Les jésuites au Chili : une mission au bout du monde

jésuites chili Un édit de Philippe II d’Espagne en date du 12 septembre 1590 demandait l’envoi de jésuites au Chili. Citons le texte intégral du roi : « Je vous prie instamment d’envoyer Juan Ramón de la Compagnie de Jésus au Chili et qu’il amène avec lui sept compagnons jésuites en vue de convertir et d’instruire dans la foi les indigènes ». Retour dans le temps avec les « missions circulaires » de l’archipel de Chiloé il y a 400 ans. Une méthode d’évangélisation qui a produit des résultats étonnants.

C’est ainsi que, le 11 avril 1593, en provenance du Pérou, les premiers missionnaires jésuites arrivèrent à Santiago. Très tôt, ceux­ci ouvrirent une résidence, un collège, un pensionnat à Santiago; puis vinrent les missions de l’archipel de Chiloé et d’Arauco. Si les difficultés ne manquèrent pas à Arauco et à Nahuelhuapi, la mission des quatre-vingts prêtres jésuites parmi les habitants de la vaste région de l’archipel de Chiloé produisit vite des fruits. Nul doute que la parole de Jésus «Il faut que j’annonce aussi aux autres villes la bonne nouvelle du royaume de Dieu, car j’ai été envoyé pour cela» (S. Luc 4, 43) résonnait dans le coeur de ces dignes fils de saint Ignace de Loyola.

Crucifix en bois de l’église Sainte-Marie de Colo

La simplicité de la méthode missionnaire de ces jésuites évangélisant ces populations dispersées dans les îles lointaines de Chiloé nous émerveille encore aujourd’hui. Reportons-nous en l’an 1609. Éparpillés dans les îles de Chiloé (sud du Chili – 42°30′ parallèle sud), ces aborigènes – alacalufes, chonos, yaganes, huiliches – parlaient tous des langues différentes et habitaient des cabanes de bois et de paille. C’est en décembre 1608 qu’arrivaient parmi eux les pères Melchor Venegas et Jean-Baptiste Ferrufino pour commencer leur travail missionnaire. Année après année, ceux-ci et leurs compagnons jésuites devaient consacrer plusieurs jours à voyager dans des embarcations peu sûres en vue d’effectuer leur mission d’évangélisation. Suivant un plan bien précis, ils parcouraient ces îles dispersées, évangélisant à la manière de Jésus, saint Paul, saint François Xavier et de tant d’autres passionnés de la foi catholique.
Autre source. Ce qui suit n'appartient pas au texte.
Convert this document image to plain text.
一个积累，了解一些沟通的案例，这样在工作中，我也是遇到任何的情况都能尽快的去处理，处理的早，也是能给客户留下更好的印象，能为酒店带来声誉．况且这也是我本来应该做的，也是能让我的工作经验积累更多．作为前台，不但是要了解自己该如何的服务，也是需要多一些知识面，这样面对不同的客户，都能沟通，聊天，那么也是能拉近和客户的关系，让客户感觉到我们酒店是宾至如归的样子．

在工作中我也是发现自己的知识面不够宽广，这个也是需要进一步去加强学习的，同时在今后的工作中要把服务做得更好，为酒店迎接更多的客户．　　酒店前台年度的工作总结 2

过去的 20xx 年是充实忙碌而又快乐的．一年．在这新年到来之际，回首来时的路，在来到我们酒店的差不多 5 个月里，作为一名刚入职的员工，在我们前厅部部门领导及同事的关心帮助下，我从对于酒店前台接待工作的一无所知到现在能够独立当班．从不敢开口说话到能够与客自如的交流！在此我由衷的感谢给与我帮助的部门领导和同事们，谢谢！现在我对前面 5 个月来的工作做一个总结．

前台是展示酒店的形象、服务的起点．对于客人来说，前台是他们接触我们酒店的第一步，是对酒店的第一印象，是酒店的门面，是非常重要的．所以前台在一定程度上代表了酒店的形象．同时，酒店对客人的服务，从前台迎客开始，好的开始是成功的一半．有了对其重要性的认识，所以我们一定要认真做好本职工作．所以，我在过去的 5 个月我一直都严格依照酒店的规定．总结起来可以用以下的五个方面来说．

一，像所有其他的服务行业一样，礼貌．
Peu après leur arrivée à Castro en 1609, les jésuites entreprirent leur « mission circulaire » et visitèrent quelques-unes des îles de l’archipel, avant de se rendre plus au sud dans les archipels Guaytecas et Chonos (44° parallèle sud) jadis visités par les premiers missionnaires. En plein air et ensuite dans des chapelles toutes simples, les missionnaires parlaient de Dieu à ces populations, s’exprimant dans des langues très diverses, habituées à braver le froid et la pluie, renommées pour leur force physique et mentale ainsi que pour leur habileté à naviguer.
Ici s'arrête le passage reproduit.